On Apr 8, 6:21 pm, "part-timer" <
f...@field.org> wrote:
> wear your rmcr t-shirts...
>
>
http://music.stanford.edu/Events/StanfordMusicSymposium/2012/schedule
>
> on saturday:
>
> Frederic Lamond and the
> Shifting Styles of Beethoven Performance at the Dawn of the Recorded Era
>
> Jonathan Summers (British Library Sound Archive)
> Kumaran Arul (Stanford University)
>
> Frederic Lamond’s stature as a preeminent interpreter of Beethoven in the
> first decades of the twentieth century has been largely forgotten today.
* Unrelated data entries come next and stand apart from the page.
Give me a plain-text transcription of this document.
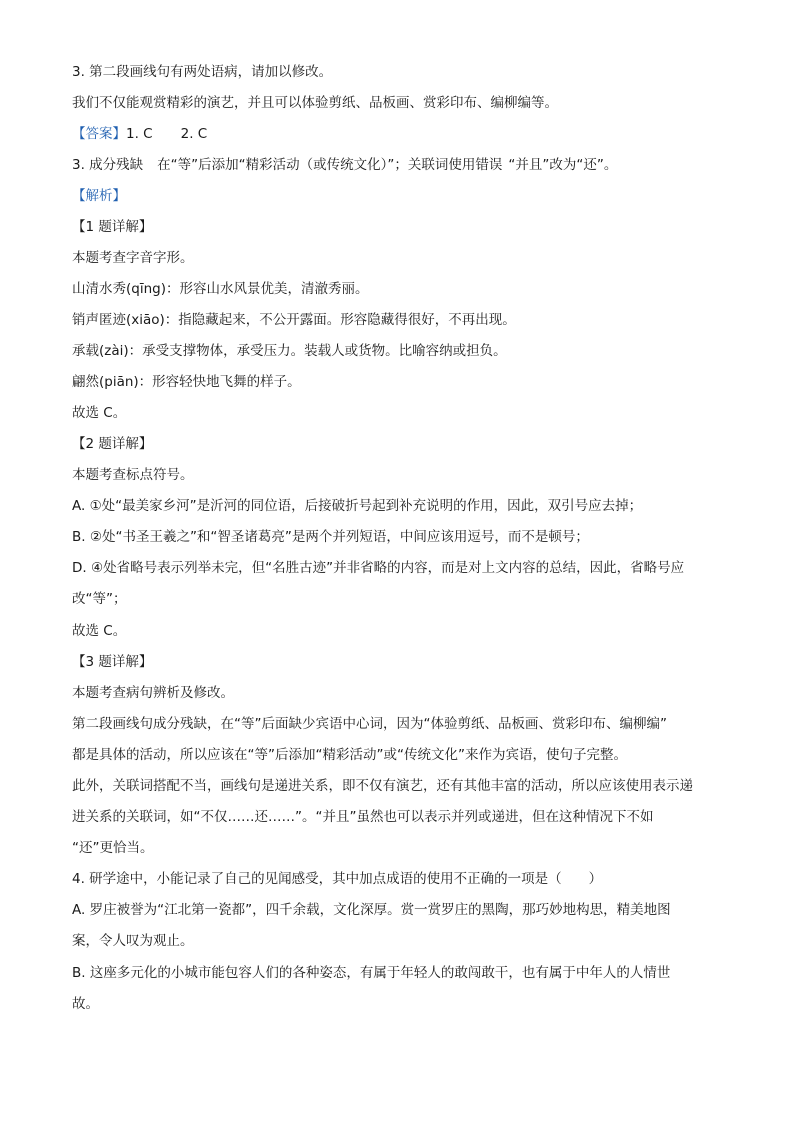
3. 第二段画线句有两处语病，请加以修改。

我们不仅能观赏精彩的演艺，并且可以体验剪纸、品板画、赏彩印布、编柳编等。

【答案】1. C 2. C

3. 成分残缺 在“等”后添加“精彩活动（或传统文化）”；关联词使用错误 “并且”改为“还”。

【解析】

【1 题详解】

本题考查字音字形。

山清水秀(qīng)：形容山水风景优美，清澈秀丽。

销声匿迹(xiāo)：指隐藏起来，不公开露面。形容隐藏得很好，不再出现。

承载(zài)：承受支撑物体，承受压力。装载人或货物。比喻容纳或担负。

翩然(piān)：形容轻快地飞舞的样子。

故选 C。

【2 题详解】

本题考查标点符号。

A. ①处“最美家乡河”是沂河的同位语，后接破折号起到补充说明的作用，因此，双引号应去掉；

B. ②处“书圣王羲之”和“智圣诸葛亮”是两个并列短语，中间应该用逗号，而不是顿号；

D. ④处省略号表示列举未完，但“名胜古迹”并非省略的内容，而是对上文内容的总结，因此，省略号应

改“等”；

故选 C。

【3 题详解】

本题考查病句辨析及修改。

第二段画线句成分残缺，在“等”后面缺少宾语中心词，因为“体验剪纸、品板画、赏彩印布、编柳编”

都是具体的活动，所以应该在“等”后添加“精彩活动”或“传统文化”来作为宾语，使句子完整。

此外，关联词搭配不当，画线句是递进关系，即不仅有演艺，还有其他丰富的活动，所以应该使用表示递

进关系的关联词，如“不仅……还……”。“并且”虽然也可以表示并列或递进，但在这种情况下不如

“还”更恰当。

4. 研学途中，小能记录了自己的见闻感受，其中加点成语的使用不正确的一项是（　　）

A. 罗庄被誉为“江北第一瓷都”，四千余载，文化深厚。赏一赏罗庄的黑陶，那巧妙地构思，精美地图

案，令人叹为观止。

B. 这座多元化的小城市能包容人们的各种姿态，有属于年轻人的敢闯敢干，也有属于中年人的人情世

故。
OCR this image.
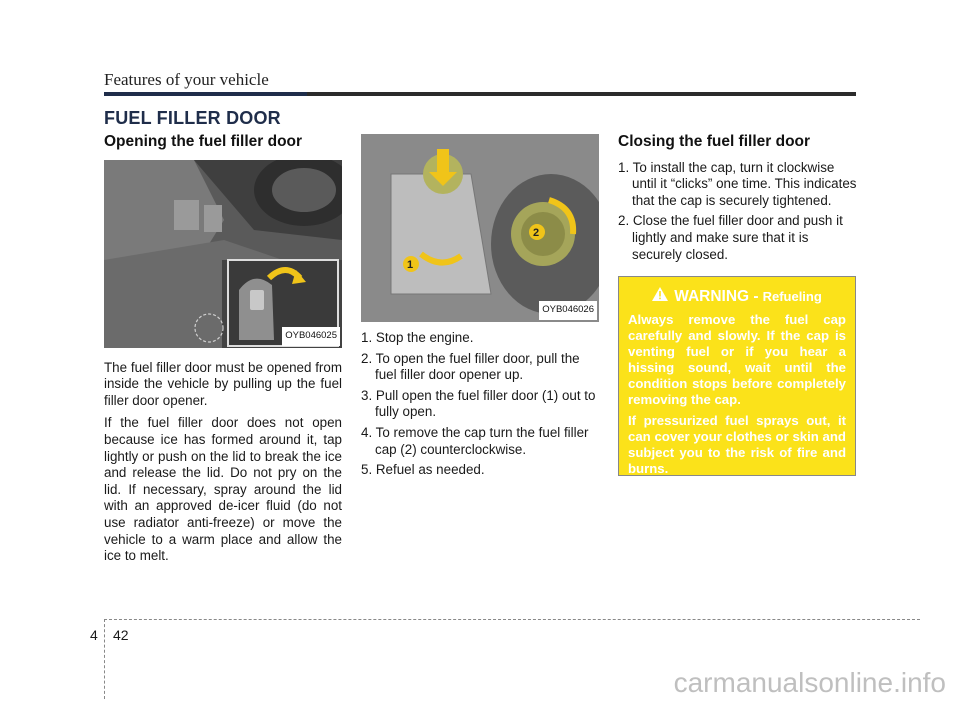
Features of your vehicle
FUEL FILLER DOOR
Opening the fuel filler door
OYB046025

The fuel filler door must be opened from inside the vehicle by pulling up the fuel filler door opener.

If the fuel filler door does not open because ice has formed around it, tap lightly or push on the lid to break the ice and release the lid. Do not pry on the lid. If necessary, spray around the lid with an approved de-icer fluid (do not use radiator anti-freeze) or move the vehicle to a warm place and allow the ice to melt.

1
2
OYB046026
1. Stop the engine.
2. To open the fuel filler door, pull the fuel filler door opener up.
3. Pull open the fuel filler door (1) out to fully open.
4. To remove the cap turn the fuel filler cap (2) counterclockwise.
5. Refuel as needed.
Closing the fuel filler door
1. To install the cap, turn it clockwise until it “clicks” one time. This indicates that the cap is securely tightened.
2. Close the fuel filler door and push it lightly and make sure that it is securely closed.
WARNING - Refueling

Always remove the fuel cap carefully and slowly. If the cap is venting fuel or if you hear a hissing sound, wait until the condition stops before completely removing the cap.

If pressurized fuel sprays out, it can cover your clothes or skin and subject you to the risk of fire and burns.

4 42
carmanualsonline.info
> His performances garnered praise from the likes of Hans von Bülow, Franz
> Liszt, Arthur Schnabel, Ernest Newman and Hugo Riemann. But Lamond’s
> recorded performances generally leave modern listeners mystified – and at
> the heart of the confusion lies the stylistic ‘appropriateness’ of his
> interpretive choices. How could Lamond’s Beethoven have received
> admiration while manifesting such a radical departure from present-day
> tastes?
>
> Answering this question leads us to consider not only the dynamic strands
> of nineteenth-century tradition, but also the ideological currency
> afforded to stylistics at the fin de siècle. Indeed, then, as now, style
> represented a conception of the work, and mattered enough to provoke
> heated debates. Ultimately, competing visions of Beethoven – as he is
> affixed atop the canonical pantheon – capture the struggle over the
> development of modernism.
>
> These two talks will consider rare and unpublished recordings including
> the upcoming first release by Marston Records of a live performance of
> Lamond with the Concertgebouw in Beethoven’s Piano Concerto No. 3 in C
> Minor.
>
> Jonathan Summers will provide an overview of Beethoven piano sonata
> performance history, placing Lamond’s career within the context of a
> timeline of developing interest in the sonatas, beginning with Liszt,
> Bülow and the first complete cycles in the late nineteenth century, and
> proceeding towards later advocates such as D’Albert, Backhaus, and
> Schnabel. Recordings from the collection of the British Library Sound
> Archive, including unpublished and unreleased selections, will be used to
> suggest the range of approaches in the era. Summers will also present
> recently discovered examples from Lamond’s personal scores with markings
> that provide insights into his conception and style.
>
> Kumaran Arul will contextualize the reception and interpretation of
> Lamond’s performances from the time of his debut in London in 1886,
> through his growth into a leading Beethoven player in the second decade of
> the twentieth century, to his dwindling appeal in the thirties and
> forties. The arch of Lamond’s career encompasses the rise and fall of an
> approach to Beethoven formed by the teachings of Hans von Bülow and Liszt;
> its diminishing appeal is a bellwether, signaling the loss of an authentic
> nineteenth-century tradition. As such, Lamond’s decline, viewed in
> conjunction with the ascendance of Schnabel, reveals a compelling
> narrative of shifting values at the dawn of the recorded era.
All I have is my RCMR tube-top. Is that OK?